Durante varios minutos miramos boquiabiertos. Luego el capitán dijo:
—Vamos, muchachos; tenemos que cumplir con nuestro deber.
Formamos una vez más. Sonaron una corneta y un tambor, sonidos enardecedores muy fuera de lugar, y cruzamos las ruinas de las murallas.
Así que al final, como a las cuatro de la tarde, el Ejército británico entró en Sebastopol.

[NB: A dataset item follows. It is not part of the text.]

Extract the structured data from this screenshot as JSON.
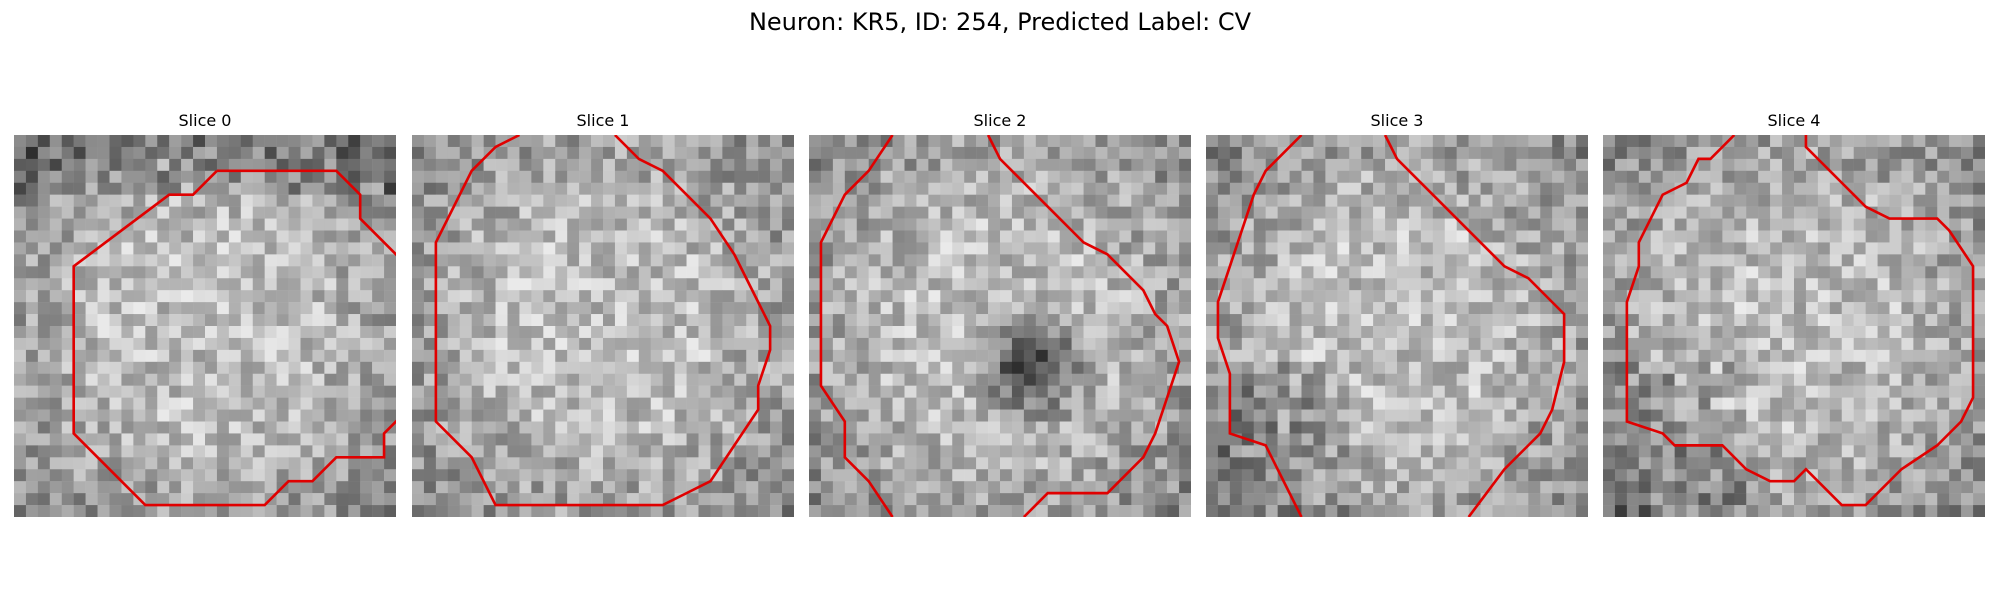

Al principio llevábamos las armas listas para la batalla y nos movíamos en perfecto orden militar, reconociendo el terreno y con vigías; pero el único sonido era el crujido del vidrio y los materiales de construcción bajo las botas, y era como si caminásemos por la superficie de la Luna. Incluso en las afueras de la ciudad los edificios estaban uniformemente quemados y ennegrecidos, y recordé el terrible calor que había consumido el corazón de Sebastopol. Llegamos a una casa que parecía como si la hubiesen abierto de un tajo, por lo que podíamos ver los muebles y elementos decorativos de los desafortunados ocupantes. Vehículos destrozados salpicaban las calles, caballos muertos o heridos todavía atrapados en sus arneses.
Y la gente:
Padre, yacían allí donde habían caído, hombres, mujeres y niños por igual, los cuerpos retorcidos y arrojados como muñecos, las ropas rusas rotas, manchadas de sangre y quemadas. De alguna forma la posición de aquellos cadáveres desafortunados hacía que pareciesen menos que humanos, y yo sólo sentía un entumecimiento enfermizo.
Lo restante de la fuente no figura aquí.